A 65-game suspension would match Ryan Braun's. Both he and A-Rod were considered the primary targets in MLB's investigation because they were effectively viewed as repeat offenders even though they could not be penalized as such. Braun successfully appealed his suspension during the 2011-12 offseason and A-Rod admitted to using performance-enhancing drugs with the Rangers from 2001-03, before the Joint Drug Agreement was in place.
Sixty-five games would be something of a win for A-Rod. He is currently facing a 211-game ban that is essentially broken down into the 50-game penalty for first-time offenders and 161 games for allegedly interfering with the investigation. The 65-game suspension isn't all that likely, however.
“It's a completely different case,” said the source, referring to Bosch's testimony against Rodriguez, which is believed to include accounts of serious drug use over several years, involving multiple substances and code words for drugs used in voluminous text messages, even injections. “Braun is accused of using a lozenge and a cream for a limited time. And he came forward.

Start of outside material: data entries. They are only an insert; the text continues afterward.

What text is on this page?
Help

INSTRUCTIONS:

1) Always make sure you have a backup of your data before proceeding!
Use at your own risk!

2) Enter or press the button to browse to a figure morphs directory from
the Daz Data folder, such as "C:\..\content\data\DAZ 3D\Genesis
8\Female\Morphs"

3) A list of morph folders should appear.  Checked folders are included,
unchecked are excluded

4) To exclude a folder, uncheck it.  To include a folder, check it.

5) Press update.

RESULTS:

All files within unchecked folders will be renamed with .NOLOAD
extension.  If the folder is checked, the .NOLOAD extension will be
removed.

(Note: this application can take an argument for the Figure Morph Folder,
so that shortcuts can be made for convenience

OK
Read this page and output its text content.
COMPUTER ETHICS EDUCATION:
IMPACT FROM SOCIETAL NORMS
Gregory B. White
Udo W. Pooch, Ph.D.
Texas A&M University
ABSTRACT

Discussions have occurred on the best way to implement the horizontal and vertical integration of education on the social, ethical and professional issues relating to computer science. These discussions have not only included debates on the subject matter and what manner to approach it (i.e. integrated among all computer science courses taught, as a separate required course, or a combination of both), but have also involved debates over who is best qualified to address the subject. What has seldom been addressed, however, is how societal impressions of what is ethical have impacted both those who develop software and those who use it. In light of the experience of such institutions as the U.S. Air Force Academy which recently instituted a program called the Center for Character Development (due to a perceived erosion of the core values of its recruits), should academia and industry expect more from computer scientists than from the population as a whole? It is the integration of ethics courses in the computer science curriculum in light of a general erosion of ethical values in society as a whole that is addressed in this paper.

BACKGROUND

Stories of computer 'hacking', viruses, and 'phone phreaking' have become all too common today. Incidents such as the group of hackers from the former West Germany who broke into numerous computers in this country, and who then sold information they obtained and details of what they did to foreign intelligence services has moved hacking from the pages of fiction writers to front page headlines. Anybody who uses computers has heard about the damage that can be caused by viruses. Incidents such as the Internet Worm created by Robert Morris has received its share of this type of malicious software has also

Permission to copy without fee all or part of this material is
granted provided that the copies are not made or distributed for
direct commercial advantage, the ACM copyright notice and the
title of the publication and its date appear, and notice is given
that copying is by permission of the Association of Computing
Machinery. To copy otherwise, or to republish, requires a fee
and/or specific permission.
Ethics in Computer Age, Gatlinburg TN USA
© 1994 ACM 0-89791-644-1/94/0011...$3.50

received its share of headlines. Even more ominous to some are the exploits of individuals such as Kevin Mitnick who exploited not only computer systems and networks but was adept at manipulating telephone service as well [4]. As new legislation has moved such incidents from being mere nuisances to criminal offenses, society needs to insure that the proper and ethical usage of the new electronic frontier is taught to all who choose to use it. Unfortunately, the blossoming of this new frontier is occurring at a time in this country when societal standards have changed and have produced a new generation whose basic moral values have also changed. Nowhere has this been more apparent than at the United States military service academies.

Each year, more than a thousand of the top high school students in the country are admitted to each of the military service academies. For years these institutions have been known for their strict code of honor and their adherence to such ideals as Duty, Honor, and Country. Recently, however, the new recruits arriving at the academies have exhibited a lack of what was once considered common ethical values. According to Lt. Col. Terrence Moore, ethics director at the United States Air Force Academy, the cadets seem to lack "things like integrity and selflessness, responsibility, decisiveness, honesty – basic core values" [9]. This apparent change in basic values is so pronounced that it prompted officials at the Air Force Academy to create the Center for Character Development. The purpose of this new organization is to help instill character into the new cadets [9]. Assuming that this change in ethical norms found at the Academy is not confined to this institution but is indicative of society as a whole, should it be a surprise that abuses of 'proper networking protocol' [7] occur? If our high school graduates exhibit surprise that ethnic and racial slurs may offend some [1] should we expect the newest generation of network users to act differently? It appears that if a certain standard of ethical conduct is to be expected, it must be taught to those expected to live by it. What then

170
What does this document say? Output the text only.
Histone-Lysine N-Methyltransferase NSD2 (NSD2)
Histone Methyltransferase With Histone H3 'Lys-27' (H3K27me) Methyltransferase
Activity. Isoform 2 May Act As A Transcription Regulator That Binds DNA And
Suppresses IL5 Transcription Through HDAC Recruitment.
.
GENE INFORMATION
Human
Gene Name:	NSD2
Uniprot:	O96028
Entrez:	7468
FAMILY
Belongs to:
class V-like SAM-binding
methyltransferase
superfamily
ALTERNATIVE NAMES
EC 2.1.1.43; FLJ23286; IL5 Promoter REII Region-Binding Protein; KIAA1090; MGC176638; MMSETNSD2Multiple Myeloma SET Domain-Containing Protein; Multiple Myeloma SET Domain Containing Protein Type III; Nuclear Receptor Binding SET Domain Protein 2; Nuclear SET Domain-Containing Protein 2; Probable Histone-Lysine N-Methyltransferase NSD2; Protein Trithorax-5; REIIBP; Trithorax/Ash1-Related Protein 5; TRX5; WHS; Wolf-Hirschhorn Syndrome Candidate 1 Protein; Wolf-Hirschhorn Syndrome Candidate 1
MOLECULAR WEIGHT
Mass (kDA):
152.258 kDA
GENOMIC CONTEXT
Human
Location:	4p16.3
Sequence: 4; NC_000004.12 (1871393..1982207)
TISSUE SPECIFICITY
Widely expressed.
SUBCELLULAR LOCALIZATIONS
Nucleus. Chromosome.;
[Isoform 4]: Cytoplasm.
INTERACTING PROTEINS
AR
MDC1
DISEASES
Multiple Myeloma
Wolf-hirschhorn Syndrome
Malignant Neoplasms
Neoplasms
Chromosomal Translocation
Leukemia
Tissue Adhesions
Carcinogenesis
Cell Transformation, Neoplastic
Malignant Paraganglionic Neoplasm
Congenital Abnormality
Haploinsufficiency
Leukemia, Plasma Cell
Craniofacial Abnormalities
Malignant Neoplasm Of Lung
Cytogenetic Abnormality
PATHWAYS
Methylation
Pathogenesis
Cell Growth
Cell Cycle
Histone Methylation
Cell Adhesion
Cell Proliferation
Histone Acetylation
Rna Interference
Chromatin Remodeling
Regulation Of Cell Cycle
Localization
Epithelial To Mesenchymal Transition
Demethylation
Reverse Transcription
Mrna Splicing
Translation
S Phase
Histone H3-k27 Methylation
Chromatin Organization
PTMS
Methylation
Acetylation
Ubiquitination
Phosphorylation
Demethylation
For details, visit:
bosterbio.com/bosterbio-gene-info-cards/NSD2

It seems silly to compare a guy who accepted responsibility for his actions and admitted what he did and took the punishment, to a guy who is in total denial and is suing everybody in sight.”
One way or another, Horowitz's ruling should come relatively soon. Hopefully within the next week because I think we're all sick of hearing about this by now. Either way, A-Rod isn't going away quietly. He's either going to seek the injunction or return to the field sometime around midseason.
The Yankees need a third baseman and, given the available options, Rodriguez is probably their best solution even though he's been trending downward for years. I'm guessing they'd be happy with an inferior third baseman if it meant washing their hands of A-Rod, however.